Eilat is located on the Red Sea near the Jordanian and Egyptian border, and Al Qaeda operatives have been active in both neighboring countries. However, there was no indication the group was involved in Monday's attack.

There was no immediate word on how the bomber reached Eilat, located at Israel's southern tip a four-hour drive from the central cities of Tel Aviv and Jerusalem.

Islamic Jihad said Saksak entered Israel from Jordan after seven months of preparation.

Abu Hamzeh, an Islamic Jihad spokesman, said Saksak did not enter Jordan legally, but rather was smuggled there a few days ago. Militants waiting for Saksak in Eilat gave him the explosives there, Hamzeh told The Associated Press.

"We held back on operations for a while and gave the stage to Fatah and Hamas to conduct unity government discussions. We saw that it has not achieved anything, so we have reverted to martyrdom operations," Hamzeh said.

Islamic Jihad spokesmen declined to say how the bomber left Gaza, though Hamzeh insisted it was not through Gaza's often-closed Rafah crossing into Egypt — Gazans' only gateway to the outside world.
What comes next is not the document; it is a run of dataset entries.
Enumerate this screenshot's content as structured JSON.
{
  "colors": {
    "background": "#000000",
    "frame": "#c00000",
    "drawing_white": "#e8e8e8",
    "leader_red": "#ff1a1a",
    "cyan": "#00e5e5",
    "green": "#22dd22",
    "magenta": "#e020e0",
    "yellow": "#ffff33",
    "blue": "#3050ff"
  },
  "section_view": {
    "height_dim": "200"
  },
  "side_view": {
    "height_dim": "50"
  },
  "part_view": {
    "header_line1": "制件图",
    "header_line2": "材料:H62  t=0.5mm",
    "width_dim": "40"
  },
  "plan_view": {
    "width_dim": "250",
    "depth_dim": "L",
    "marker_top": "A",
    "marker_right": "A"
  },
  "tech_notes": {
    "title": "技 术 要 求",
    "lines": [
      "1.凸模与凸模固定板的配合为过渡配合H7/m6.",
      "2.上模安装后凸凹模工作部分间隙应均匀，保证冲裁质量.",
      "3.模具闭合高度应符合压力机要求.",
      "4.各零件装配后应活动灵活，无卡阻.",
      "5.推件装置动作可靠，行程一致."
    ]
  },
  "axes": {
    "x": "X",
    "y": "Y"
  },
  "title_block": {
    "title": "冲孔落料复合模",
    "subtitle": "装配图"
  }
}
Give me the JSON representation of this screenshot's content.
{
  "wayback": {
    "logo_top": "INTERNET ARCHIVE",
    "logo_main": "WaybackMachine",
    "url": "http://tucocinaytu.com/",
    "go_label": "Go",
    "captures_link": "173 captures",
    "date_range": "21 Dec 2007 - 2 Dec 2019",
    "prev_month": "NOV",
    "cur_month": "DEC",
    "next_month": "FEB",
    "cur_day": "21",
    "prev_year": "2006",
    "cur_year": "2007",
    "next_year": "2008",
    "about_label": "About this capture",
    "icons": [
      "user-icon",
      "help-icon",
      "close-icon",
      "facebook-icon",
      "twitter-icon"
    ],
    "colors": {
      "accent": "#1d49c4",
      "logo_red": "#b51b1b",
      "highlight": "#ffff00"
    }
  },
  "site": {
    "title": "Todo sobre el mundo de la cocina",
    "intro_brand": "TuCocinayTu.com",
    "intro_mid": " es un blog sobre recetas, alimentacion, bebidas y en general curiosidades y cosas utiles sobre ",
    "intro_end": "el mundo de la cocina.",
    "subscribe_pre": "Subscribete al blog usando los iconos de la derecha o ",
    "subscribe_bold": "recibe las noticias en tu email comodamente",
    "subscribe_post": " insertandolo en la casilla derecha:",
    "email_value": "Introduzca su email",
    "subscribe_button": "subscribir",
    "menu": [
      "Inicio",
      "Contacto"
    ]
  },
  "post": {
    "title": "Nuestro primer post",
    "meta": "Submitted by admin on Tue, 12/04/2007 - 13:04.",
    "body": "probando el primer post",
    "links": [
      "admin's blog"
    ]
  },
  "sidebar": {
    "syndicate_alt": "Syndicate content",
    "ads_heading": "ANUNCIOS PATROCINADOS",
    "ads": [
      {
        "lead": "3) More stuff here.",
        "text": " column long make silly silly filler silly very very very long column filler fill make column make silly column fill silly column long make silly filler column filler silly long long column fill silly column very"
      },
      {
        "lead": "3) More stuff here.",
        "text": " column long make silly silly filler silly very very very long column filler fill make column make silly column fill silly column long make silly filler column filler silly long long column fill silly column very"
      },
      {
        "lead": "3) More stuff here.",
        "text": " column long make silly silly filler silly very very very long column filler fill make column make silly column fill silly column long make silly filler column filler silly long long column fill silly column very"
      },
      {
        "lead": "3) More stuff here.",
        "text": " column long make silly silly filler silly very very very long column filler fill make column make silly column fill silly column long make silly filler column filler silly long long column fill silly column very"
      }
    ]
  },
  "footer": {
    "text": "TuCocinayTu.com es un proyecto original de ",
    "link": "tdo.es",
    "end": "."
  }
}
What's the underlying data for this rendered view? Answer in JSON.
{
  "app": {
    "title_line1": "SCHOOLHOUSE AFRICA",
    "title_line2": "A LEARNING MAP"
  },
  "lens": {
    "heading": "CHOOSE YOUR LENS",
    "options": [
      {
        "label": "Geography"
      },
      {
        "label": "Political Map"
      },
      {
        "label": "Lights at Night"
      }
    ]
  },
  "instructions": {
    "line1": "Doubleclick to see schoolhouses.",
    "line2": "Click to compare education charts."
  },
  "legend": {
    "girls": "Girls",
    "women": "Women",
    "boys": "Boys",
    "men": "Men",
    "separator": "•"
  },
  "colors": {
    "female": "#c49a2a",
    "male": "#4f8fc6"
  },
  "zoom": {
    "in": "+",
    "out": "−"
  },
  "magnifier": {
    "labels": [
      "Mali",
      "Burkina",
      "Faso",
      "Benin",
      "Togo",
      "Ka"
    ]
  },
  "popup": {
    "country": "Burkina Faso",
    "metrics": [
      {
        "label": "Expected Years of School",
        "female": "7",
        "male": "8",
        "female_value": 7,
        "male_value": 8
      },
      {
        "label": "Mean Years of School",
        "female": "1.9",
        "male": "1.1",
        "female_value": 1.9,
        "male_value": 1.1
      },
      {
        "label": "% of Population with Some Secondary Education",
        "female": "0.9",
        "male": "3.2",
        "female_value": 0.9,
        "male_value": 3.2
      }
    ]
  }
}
If it's found Saksak did leave through Rafah, however, a delicate, U.S.-brokered arrangement involving Palestinian security forces and European monitors could face additional trouble.

"Our working assumption is that he didn't make it on his own, that he may have had accomplices," Eilat police chief Bruno Stein told Israel Radio. He declined to say whether the attacker crossed an international border.

The Israel-Egypt border, which runs near Eilat, is regularly crossed by smugglers entering Israel, according to police. The smugglers for the most part bring drugs and prostitutes into Israel.

The only attack to hit Eilat since the renewed outbreak of Israel-Palestinian violence in 2000 came in August, 2005, when Islamist militants linked to Al Qaeda fired a rocket from Jordan at the city, causing no casualties.

The last deadly attack in the city was in May 1992, when Palestinian militants swam to an Eilat beach and killed an Israeli security guard.